If occupational injury rates are on a downward trend, that’s good news, right? Well, yes and no – while minor and less severe injuries may be on the decline, serious and fatal injuries are not following suit. According to Colin Duncan, CEO of BST, a company that helps organizations improve their workplace safety performance, EHS professionals must start looking at fatalities and serious injuries differently.
“When we see a statistic that workplace fatalities are not going down at the rate that injuries are, we need to understand why,” Duncan said during the Oct. 23 occupational keynote at the National Safety Council (NSC) Congress and Expo in Orlando, Fla. “We need to accept that the things that lead to serious injuries and fatalities are not necessarily the same things we’ll see for non-serious injuries and fatalities.”
Last year, BST released a white paper suggesting that reducing minor injuries and illnesses may not translate to a reduced potential for fatalities or serious injuries. Duncan followed up on that research during his presentation at NSC, where he encouraged EHS professionals to focus the underlying causes and influencing factors that specifically surround serious incidents and fatalities.
Catastrophe and Culture
“Despite the remarkable progress in the way we use technology in the workplace, we continue to see process failures and catastrophic events,” Duncan told NSC attendees. “One thing we see consistently, when we look at major catastrophic events, is a common theme: There well may have been technical failures [leading up to the incident], but they were characterized by culture.”
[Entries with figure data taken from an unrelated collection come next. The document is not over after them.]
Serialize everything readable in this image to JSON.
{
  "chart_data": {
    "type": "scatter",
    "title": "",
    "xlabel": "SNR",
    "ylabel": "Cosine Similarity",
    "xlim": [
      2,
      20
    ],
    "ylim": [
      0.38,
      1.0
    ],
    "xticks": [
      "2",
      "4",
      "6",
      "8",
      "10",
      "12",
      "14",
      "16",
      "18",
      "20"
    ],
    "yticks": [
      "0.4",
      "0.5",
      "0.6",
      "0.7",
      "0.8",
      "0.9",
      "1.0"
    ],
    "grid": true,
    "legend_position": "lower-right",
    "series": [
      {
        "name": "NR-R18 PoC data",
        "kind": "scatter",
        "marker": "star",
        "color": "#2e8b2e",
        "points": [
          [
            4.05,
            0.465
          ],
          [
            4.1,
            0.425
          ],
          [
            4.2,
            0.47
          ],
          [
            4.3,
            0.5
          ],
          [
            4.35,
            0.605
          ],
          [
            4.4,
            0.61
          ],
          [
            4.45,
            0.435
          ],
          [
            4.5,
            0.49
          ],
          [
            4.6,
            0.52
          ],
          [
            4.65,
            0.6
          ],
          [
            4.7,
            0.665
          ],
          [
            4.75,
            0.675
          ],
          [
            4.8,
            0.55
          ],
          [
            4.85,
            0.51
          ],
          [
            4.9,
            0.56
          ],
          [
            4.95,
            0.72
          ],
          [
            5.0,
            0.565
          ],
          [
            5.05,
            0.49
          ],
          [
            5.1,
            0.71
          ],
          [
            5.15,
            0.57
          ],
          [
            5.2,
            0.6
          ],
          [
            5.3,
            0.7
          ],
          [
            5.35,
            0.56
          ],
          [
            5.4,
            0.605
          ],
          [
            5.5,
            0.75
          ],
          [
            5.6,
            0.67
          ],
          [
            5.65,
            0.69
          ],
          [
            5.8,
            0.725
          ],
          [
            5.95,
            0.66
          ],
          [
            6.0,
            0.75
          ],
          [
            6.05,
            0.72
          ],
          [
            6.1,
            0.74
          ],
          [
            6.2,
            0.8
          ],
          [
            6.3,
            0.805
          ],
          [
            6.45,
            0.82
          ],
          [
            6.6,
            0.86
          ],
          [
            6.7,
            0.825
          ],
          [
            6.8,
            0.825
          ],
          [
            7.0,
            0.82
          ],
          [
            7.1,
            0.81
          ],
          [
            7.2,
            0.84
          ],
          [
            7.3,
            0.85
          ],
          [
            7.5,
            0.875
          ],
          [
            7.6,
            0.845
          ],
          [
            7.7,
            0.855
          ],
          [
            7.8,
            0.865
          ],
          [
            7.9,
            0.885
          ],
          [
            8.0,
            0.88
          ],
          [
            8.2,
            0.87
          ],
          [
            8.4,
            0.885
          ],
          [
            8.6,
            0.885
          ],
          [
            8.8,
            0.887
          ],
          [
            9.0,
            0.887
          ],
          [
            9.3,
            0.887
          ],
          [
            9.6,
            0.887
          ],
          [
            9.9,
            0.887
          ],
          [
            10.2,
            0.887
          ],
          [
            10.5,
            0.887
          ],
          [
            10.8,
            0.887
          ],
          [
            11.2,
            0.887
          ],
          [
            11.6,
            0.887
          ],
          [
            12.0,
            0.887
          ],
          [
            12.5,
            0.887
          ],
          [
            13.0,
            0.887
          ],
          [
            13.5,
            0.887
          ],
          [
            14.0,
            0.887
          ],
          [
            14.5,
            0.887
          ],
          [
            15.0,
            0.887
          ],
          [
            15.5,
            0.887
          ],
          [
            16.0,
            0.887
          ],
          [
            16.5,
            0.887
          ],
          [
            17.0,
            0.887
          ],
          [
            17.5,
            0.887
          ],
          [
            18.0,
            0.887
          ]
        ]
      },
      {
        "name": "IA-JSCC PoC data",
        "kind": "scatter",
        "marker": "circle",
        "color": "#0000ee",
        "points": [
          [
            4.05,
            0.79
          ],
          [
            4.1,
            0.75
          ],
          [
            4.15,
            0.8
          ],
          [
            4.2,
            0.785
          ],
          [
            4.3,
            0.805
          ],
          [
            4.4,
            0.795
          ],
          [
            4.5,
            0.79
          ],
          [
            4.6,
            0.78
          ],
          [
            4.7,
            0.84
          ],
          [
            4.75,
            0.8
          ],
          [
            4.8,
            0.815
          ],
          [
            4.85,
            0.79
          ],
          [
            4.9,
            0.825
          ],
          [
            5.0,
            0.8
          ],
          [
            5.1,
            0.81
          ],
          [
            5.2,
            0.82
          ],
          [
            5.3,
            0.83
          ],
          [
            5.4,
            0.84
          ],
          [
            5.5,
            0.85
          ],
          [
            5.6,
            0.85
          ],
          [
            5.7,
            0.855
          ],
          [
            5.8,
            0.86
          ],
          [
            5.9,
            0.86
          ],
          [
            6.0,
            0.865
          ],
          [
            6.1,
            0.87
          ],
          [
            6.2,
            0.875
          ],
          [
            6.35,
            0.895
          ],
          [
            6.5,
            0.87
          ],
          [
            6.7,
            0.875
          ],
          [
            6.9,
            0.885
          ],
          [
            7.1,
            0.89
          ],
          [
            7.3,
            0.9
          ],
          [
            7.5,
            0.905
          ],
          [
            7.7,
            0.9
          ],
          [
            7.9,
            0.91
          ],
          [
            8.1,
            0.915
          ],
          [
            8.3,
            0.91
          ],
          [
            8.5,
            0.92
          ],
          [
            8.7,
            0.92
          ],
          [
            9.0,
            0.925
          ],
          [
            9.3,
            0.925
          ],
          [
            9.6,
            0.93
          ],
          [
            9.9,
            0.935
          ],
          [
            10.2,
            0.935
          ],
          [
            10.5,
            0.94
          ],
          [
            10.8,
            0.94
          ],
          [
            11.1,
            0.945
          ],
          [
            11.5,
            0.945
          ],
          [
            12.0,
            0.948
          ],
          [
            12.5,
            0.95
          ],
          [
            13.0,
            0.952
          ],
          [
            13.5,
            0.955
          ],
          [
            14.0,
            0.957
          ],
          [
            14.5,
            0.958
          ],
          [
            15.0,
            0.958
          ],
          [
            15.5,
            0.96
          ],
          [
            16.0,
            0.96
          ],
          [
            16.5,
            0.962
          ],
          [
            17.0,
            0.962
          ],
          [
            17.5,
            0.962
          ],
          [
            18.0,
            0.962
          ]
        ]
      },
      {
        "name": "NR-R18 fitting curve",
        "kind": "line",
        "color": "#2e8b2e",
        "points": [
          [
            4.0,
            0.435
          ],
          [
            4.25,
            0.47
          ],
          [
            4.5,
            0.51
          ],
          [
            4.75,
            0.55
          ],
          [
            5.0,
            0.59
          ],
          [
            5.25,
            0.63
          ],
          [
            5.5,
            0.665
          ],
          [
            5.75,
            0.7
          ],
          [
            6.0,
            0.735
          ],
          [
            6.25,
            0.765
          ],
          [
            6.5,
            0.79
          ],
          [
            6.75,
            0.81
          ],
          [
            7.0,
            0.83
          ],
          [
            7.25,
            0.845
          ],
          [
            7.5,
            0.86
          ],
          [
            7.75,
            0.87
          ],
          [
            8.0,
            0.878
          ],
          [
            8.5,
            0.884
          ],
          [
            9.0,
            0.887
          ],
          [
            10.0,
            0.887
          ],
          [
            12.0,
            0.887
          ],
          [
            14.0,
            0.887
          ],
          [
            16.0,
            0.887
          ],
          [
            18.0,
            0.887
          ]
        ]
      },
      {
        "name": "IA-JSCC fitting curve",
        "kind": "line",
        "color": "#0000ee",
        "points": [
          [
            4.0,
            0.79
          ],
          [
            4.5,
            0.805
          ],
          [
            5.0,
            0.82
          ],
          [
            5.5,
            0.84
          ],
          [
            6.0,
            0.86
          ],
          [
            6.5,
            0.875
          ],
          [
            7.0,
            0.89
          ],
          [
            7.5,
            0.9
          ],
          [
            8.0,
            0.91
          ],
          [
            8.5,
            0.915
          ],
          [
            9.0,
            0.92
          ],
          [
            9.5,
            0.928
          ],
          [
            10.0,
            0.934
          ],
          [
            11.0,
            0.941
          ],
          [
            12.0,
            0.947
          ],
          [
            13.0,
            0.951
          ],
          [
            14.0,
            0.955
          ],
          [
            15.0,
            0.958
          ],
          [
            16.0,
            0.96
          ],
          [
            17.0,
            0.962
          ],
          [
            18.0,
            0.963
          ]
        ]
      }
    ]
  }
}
For example, Duncan pointed out, virtually every catastrophic occupational tragedy in the last 25 years – from the Deepwater Horizon explosion to the BP Texas City blast to the Upper Big Branch mining disaster to the Bhopal chemical release – exhibited culture and leadership as root causes.
“We want to create an aggregate measure that allows us to track fatalities, serious injuries and any recordable that has the potential to be a serious injury or fatality,” Duncan said.
This new approach to fatality and serious injury prevention would:
- Accept that serious injuries and fatalities and more minor events do not share the same causes.
- Focus on precursor events that lead to serious injuries and fatalities.
- Create a new aggregate measure for serious injuries and fatalities.
- Educate senior leaders on this paradigm.
- Recalibrate existing safety management systems.
- Change how we use incident investigation.
- Make learning the most visible aspect of process.
“We need to understand the process risks,” Duncan explained. “In almost every instance, there were weak signals that predated the explosion ... So we need to create an environment where leaders consistently create culture that’s enthusiastic about reporting.”